Wie ich der Heftigkeit seines Ausbruchs entnehme, hat mein Text - aus mir wirklich unerfindlichen Gründen - Béla wohl regelrecht getriggert. Daher habe ich nicht weiter nachgehakt. Da gehe ich auch nicht davon aus, dass da ein brauchbarer Dialog entsteht. Aber ich lasse mich in diesem Fall natürlich gerne Lügen strafen.

dass "es nichts Schlimmeres in der Literatur gäbe als Erotik/Sex. Man mache Sex, aber halte das Maul, schreibe kein Wort darüber!"

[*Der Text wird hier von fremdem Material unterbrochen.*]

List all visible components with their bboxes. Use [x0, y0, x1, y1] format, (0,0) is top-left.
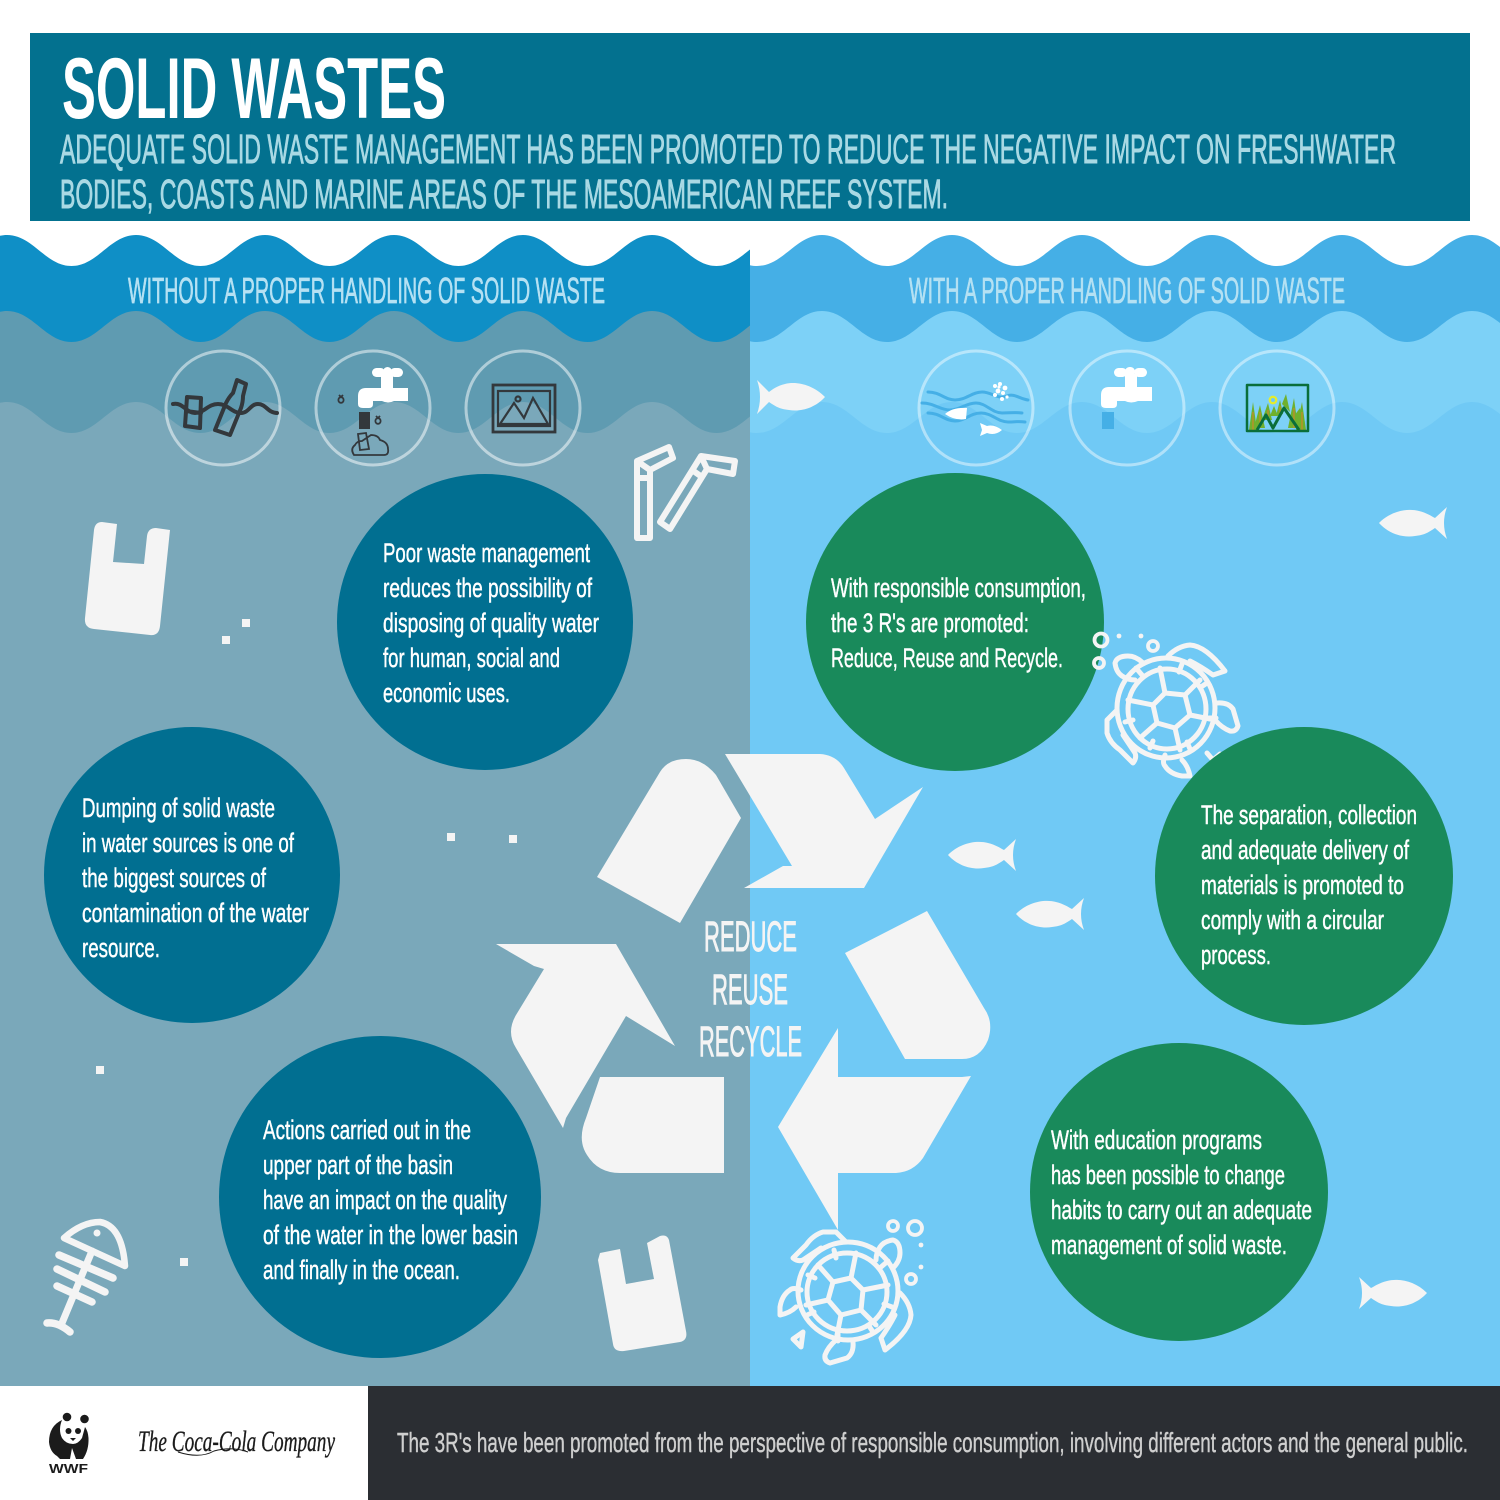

Da kann ich nur staunen. Das ist doch sehr aus der Zeit gefallen, will mir scheinen. Vielleicht ist es aber auch nur die Pauschalität dieser Aussage, die sie so unsachlich sein lässt. Wir wissen alle, dass es gleichermaßen gute wie eben auch grässliche Texte in der Sparte Erotik/Sex gibt (wie übrigens auch in allen anderen Sparten...nur berühren die weniger peinlich, wenn wir mal ehrlich sind). Das ist aber keine Entschuldigung für einen solchen Kommentar. Schon eher ein Zeichen von hilfloser Erregung.